CoBRA’s Behavioral Regulation Engine methods relying on activation and parameter space interventions require access to model internals, limiting applicability to open-source models; closed-source APIs can only use prompt-based controls with reduced precision. Fine-tuning may risk overfitting despite diverse training data. Control focuses on single biases, not compositional or interacting biases.

Deployment limits

Deployment is limited to language-based LLM agents; multi-modal phenomena are unaddressed. Usability and integration with domain expert workflows remain to be studied. Closed-source models lack fine-grained control beyond prompt-level. Ethical safeguards are essential due to potential misuse of programmable biases.

Boundary conditions

Behavioral control operates on measurable response patterns in controlled social science paradigms; it does not guarantee changes to internal cognitive mechanisms or human-like reasoning. Transfer across cognitive biases or more complex social phenomena requires further extension. Control effectiveness depends on testbed design and model capabilities.

Position in field

CoBRA advances agent specification for LLM-based social simulations by addressing a key gap: the lack of explicit, reproducible, and quantitative control over cognitive biases. It challenges established reliance on implicit natural language role descriptions and introduces a principled, experimentally grounded control framework. The methods align with current AI alignment and HCI interests in predictable, interpretable system behavior, marking a significant methodological milestone for social simulation and LLM behavior engineering.

Abstract

This paper introduces CoBRA, a novel toolkit for systematically specifying agent behavior in LLM-based social simulation. We found that conventional approaches that specify agent behavior through implicit natural-language descriptions often do not yield consistent behavior across models, and the resulting behavior does not capture the nuances of the descriptions. In contrast, CoBRA introduces a model-agnostic way to control agent behavior that lets researchers explicitly specify desired nuances and obtain consistent behavior across models.
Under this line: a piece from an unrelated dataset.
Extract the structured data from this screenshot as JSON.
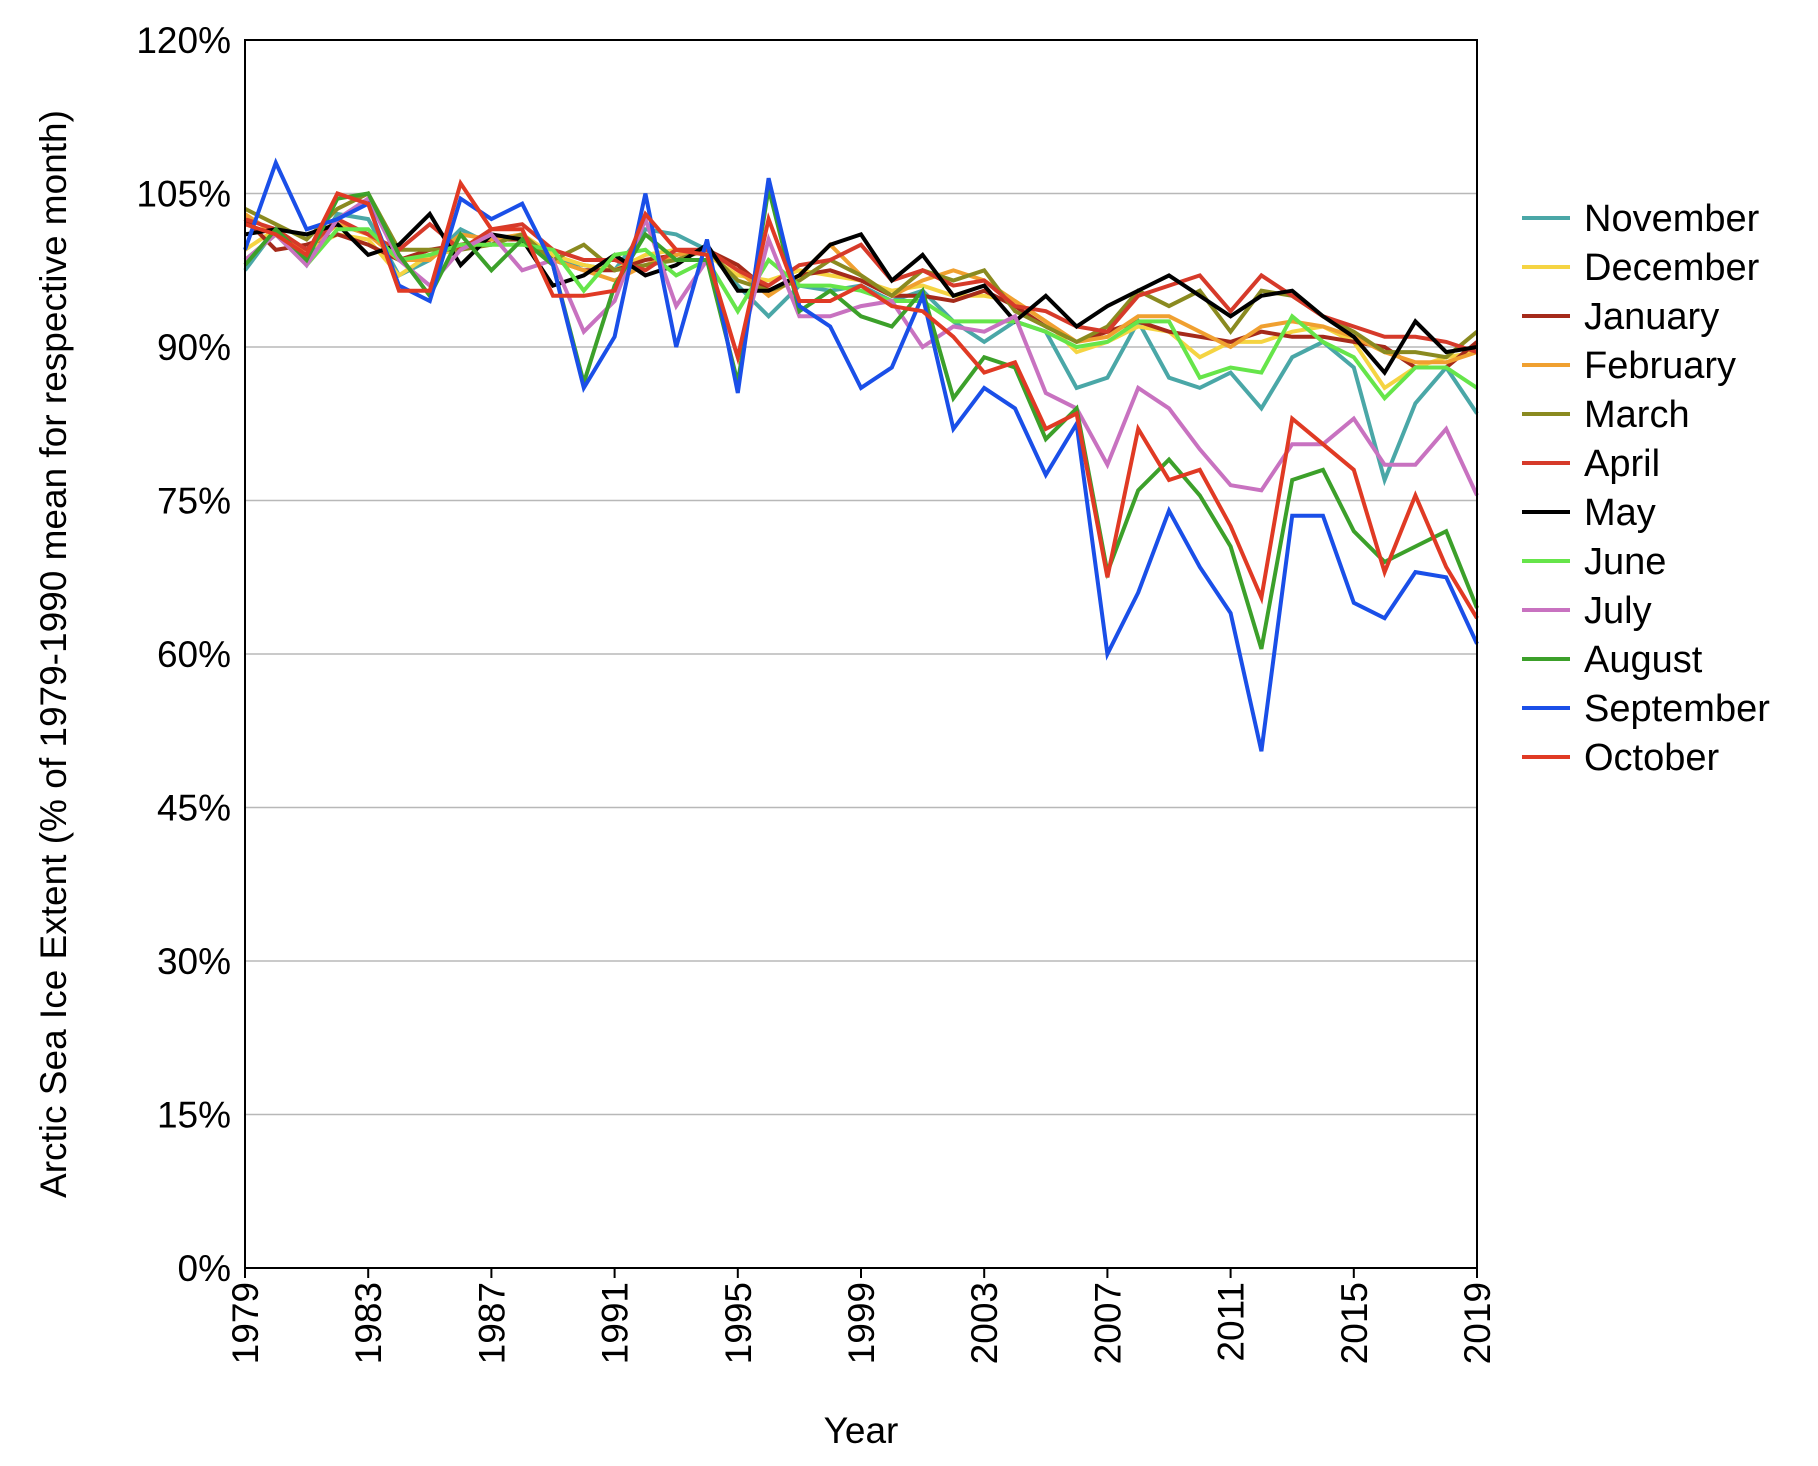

At the heart of CoBRA is a novel closed-loop system primitive with two components:(1) Cognitive Bias Index that measures the demonstrated cognitive bias of a social agent, by quantifying the agent’s reactions in a set of validated classic social science experiments; (2) Behavioral Regulation Engine that aligns the agent’s behavior to exhibit controlled cognitive bias. Through CoBRA, we show how to operationalize validated social science knowledge (i.e., classical experiments) as reusable “gym” environments for AI—an approach that may generalize to richer social and affective simulations beyond bias alone.